In The Wall Street Journal‘s recent piece “That Wine You Can’t Get Enough Of? These Guys Probably Discovered It” by Lettie Teague, she profiles the visionary work of Neal Rosenthal and his contemporaries.
“If you want to be certain that a wine is good, turn the bottle around and look at the back label.
Over the last several decades, American wine lovers learned to heed that advice thanks in large part to Kermit Lynch, Neal Rosenthal and Terry Theise—two importers and an importer-consultant, all three wine-business legends. Any one of their names on a bottle’s back label came to be regarded as a good-wine guarantee. (Mr. Lynch later moved his to the front.) The three scouted then-little-known wine regions such as Jura, France, and Kremstal, Austria, as well as famous places such as Burgundy and Champagne and discovered producers whose wines became quality benchmarks of their respective regions, if not the world.”

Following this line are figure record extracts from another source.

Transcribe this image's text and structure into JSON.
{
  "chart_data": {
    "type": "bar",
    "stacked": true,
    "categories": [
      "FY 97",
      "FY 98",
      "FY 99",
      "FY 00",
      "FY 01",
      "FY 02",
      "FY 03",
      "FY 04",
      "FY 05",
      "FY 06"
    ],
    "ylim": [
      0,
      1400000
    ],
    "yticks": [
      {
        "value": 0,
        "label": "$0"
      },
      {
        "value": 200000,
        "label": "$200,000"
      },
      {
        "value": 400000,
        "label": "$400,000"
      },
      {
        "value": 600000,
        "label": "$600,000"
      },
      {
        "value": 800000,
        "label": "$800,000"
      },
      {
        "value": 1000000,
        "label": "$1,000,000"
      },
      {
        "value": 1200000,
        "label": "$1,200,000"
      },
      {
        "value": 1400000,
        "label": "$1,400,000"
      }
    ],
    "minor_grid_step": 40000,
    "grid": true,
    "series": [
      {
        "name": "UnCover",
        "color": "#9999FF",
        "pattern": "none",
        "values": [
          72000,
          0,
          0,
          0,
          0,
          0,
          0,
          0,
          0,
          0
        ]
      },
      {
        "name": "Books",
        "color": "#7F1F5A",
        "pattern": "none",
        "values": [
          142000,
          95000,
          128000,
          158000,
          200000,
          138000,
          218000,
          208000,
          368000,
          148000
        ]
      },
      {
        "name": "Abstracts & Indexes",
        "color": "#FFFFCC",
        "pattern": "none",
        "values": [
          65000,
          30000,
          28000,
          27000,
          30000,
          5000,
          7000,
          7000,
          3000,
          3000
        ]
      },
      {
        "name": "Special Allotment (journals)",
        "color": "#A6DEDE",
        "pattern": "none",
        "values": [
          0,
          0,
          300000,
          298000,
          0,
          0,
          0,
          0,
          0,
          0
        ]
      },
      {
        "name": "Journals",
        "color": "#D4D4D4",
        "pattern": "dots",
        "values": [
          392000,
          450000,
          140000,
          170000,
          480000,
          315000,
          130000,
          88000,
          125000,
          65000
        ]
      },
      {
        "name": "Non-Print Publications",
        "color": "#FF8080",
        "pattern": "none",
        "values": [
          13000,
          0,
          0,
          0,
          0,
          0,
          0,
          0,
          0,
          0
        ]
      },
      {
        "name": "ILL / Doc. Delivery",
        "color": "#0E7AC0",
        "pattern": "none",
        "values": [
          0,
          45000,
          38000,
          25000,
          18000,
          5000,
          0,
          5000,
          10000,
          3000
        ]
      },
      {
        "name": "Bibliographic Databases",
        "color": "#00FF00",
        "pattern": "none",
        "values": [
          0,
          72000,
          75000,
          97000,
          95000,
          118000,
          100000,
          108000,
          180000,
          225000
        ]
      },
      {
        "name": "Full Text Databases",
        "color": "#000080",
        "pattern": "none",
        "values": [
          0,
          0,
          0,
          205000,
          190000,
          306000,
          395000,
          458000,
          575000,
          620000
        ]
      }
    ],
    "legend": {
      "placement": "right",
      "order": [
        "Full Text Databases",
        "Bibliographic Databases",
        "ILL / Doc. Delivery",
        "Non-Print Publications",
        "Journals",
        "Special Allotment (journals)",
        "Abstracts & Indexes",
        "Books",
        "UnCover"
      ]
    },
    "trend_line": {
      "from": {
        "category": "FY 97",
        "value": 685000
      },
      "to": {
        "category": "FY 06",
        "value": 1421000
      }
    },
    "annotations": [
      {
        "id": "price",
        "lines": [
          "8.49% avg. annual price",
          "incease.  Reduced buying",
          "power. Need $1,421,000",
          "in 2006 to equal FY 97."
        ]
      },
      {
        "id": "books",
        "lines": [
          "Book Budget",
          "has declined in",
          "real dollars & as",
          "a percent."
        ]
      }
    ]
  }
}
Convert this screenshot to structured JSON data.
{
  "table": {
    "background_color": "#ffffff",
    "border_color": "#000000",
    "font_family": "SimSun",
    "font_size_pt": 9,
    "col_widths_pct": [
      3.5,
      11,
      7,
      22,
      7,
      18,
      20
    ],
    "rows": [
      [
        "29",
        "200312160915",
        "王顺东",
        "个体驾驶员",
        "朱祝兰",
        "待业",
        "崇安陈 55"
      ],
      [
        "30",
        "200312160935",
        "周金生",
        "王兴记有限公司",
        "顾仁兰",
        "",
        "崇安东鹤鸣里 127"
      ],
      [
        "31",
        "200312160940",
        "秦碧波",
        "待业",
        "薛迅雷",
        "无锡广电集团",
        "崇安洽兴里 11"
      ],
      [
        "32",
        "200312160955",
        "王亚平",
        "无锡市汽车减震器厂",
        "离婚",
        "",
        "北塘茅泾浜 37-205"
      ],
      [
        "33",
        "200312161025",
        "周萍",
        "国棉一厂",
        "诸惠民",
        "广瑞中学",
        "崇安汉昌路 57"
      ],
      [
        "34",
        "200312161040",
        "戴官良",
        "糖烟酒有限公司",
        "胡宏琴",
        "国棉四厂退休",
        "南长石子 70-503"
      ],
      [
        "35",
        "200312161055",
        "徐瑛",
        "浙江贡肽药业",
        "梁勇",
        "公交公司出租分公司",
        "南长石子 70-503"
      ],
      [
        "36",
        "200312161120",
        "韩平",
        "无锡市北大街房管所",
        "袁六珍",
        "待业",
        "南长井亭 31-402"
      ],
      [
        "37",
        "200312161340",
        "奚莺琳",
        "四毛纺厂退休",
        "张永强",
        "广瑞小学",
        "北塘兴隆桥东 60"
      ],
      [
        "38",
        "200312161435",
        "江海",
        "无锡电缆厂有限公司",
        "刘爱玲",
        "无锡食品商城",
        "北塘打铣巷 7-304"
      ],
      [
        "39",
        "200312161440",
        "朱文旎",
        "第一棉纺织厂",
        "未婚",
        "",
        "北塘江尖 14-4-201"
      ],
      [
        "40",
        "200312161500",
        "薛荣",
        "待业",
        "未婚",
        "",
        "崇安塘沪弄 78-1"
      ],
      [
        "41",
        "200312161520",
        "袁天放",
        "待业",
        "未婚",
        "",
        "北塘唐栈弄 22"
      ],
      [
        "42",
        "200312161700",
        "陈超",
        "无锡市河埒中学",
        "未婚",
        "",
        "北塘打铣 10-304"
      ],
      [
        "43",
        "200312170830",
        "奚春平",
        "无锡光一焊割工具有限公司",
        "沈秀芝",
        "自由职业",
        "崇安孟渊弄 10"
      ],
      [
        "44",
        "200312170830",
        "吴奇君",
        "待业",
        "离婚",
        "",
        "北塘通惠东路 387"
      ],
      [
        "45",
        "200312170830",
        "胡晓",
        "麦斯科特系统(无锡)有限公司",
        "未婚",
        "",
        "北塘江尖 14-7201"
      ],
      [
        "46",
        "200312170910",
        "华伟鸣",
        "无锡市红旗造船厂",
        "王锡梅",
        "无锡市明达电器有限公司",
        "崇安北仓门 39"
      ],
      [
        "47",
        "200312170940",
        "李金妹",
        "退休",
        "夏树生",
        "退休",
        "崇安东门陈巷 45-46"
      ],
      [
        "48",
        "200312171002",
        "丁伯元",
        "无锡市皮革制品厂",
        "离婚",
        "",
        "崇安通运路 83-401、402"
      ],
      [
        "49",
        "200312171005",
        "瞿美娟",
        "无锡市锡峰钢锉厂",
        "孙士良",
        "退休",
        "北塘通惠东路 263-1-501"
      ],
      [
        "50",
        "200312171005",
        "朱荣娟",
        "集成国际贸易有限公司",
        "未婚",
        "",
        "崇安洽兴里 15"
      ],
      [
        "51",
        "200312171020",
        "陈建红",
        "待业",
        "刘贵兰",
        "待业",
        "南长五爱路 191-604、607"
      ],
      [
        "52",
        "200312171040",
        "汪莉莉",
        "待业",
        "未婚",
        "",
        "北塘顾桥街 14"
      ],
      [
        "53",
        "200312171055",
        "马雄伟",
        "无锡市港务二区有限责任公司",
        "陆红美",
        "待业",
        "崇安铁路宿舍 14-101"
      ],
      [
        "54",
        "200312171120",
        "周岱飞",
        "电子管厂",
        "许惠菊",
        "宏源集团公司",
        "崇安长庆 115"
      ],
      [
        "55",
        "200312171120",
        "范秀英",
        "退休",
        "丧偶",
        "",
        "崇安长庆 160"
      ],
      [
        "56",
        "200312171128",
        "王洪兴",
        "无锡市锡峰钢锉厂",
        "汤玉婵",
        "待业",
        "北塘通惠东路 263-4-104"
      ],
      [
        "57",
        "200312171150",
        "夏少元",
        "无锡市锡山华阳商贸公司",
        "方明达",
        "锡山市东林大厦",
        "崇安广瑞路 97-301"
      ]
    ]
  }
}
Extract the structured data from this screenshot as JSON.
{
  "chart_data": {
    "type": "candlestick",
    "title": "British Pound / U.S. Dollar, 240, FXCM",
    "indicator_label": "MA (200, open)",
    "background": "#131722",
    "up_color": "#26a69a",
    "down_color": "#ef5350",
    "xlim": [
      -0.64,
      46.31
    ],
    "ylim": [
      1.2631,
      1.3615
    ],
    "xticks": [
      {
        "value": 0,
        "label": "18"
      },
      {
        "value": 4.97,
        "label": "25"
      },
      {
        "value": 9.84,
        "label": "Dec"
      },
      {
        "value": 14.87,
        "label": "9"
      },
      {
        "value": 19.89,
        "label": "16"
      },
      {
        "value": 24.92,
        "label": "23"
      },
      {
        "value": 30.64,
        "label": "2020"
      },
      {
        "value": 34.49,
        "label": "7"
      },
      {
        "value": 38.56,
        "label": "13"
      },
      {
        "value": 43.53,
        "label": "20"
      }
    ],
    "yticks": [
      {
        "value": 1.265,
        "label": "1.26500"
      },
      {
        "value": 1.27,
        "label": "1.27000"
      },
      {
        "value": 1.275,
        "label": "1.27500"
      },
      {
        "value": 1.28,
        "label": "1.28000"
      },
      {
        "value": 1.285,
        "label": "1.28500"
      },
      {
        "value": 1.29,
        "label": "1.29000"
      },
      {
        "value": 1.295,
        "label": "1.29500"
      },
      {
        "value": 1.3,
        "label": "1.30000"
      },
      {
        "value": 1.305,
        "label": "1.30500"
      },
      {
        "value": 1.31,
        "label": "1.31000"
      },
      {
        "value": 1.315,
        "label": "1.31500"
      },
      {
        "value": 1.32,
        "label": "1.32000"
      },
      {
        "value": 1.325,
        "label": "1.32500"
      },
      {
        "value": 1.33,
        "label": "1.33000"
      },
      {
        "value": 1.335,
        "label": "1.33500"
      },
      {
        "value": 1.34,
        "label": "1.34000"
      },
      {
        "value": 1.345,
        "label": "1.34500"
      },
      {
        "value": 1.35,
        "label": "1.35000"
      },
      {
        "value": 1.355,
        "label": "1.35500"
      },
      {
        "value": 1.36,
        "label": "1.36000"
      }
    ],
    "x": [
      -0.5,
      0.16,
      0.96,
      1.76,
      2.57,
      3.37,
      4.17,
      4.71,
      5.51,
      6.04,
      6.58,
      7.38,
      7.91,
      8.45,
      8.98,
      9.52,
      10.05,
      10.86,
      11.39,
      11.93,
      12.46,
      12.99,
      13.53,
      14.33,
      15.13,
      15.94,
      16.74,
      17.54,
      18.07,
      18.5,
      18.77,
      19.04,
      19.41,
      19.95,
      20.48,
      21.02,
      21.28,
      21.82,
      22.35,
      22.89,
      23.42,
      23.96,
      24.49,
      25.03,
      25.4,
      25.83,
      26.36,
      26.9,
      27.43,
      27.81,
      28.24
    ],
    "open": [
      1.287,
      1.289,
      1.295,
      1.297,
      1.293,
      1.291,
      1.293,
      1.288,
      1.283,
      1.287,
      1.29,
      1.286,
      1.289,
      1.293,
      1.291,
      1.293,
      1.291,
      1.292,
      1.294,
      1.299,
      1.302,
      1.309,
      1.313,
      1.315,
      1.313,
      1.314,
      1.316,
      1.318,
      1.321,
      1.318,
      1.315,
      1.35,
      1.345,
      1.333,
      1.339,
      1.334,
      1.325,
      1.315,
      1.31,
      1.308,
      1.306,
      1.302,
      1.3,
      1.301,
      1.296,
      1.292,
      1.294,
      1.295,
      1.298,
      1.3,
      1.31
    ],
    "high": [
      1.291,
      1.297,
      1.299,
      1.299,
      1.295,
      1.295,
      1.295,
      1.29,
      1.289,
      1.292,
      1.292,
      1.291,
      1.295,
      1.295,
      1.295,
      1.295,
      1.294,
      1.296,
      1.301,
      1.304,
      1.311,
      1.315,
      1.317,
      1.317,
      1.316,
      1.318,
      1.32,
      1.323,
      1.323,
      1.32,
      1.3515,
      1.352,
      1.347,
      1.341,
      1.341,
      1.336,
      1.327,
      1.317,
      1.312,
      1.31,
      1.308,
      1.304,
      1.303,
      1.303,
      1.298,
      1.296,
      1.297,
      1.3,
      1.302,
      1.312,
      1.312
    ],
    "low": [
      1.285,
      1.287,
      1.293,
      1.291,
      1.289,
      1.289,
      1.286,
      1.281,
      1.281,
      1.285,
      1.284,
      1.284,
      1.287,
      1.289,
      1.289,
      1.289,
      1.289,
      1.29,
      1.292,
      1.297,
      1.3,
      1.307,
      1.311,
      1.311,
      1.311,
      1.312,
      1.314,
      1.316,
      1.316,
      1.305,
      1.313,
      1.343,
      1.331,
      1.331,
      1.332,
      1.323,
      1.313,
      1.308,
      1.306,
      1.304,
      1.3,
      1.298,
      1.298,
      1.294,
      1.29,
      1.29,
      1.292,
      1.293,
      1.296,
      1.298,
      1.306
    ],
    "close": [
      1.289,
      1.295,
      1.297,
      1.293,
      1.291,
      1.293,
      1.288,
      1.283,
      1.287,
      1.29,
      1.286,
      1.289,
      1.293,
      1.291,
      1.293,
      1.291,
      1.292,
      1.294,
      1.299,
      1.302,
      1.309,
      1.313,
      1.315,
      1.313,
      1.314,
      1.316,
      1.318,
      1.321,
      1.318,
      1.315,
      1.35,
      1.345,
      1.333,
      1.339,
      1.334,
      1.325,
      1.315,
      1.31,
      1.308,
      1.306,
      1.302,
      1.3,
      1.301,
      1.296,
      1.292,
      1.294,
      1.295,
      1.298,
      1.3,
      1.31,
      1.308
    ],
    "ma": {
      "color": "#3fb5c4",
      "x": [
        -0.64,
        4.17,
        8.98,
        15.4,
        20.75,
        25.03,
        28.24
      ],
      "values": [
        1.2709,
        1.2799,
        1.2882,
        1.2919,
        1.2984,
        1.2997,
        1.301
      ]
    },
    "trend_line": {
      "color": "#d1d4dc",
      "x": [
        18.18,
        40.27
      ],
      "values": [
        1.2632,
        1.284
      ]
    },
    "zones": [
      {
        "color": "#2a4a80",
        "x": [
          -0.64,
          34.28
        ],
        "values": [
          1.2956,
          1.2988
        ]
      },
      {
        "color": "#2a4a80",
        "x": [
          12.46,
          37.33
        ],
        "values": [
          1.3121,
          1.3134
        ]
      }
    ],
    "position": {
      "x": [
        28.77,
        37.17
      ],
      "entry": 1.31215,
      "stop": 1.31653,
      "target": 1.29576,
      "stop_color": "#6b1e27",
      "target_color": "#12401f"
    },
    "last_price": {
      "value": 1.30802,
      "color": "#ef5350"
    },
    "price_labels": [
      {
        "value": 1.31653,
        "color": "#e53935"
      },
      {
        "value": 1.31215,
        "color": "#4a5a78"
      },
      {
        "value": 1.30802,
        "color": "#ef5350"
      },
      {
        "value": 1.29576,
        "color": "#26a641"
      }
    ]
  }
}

Teague goes on to describe Neal’s early work in Piedmont and his reflections on how the industry has changed since he started out.
“Mr. Rosenthal was a pioneer in Piedmont, and many of his original producers remain in his portfolio today. He recalled the early years in the region: “There were very few people out there. And a lot of producers weren’t bottling their own wines.” It was possible to drop in unannounced. (Lunch was usually offered.) “Now you need to make appointments,” he said.
He’s seen the wine game change from “an old-fashioned trade to big business—there is so much at stake,” he observed. And a wine that might once have remained in a producer’s cellar aging for years is sold far more quickly today. “People want their money back,” he said.
Mr. Rosenthal, now 77, remains very much in business. He even obtained a special permit during the pandemic to go scouting overseas, where he discovered new talent in places where he’d never conducted business before. In Puglia, Italy, for example, Mr. Rosenthal found “an extraordinary producer” whose wines he is now importing.”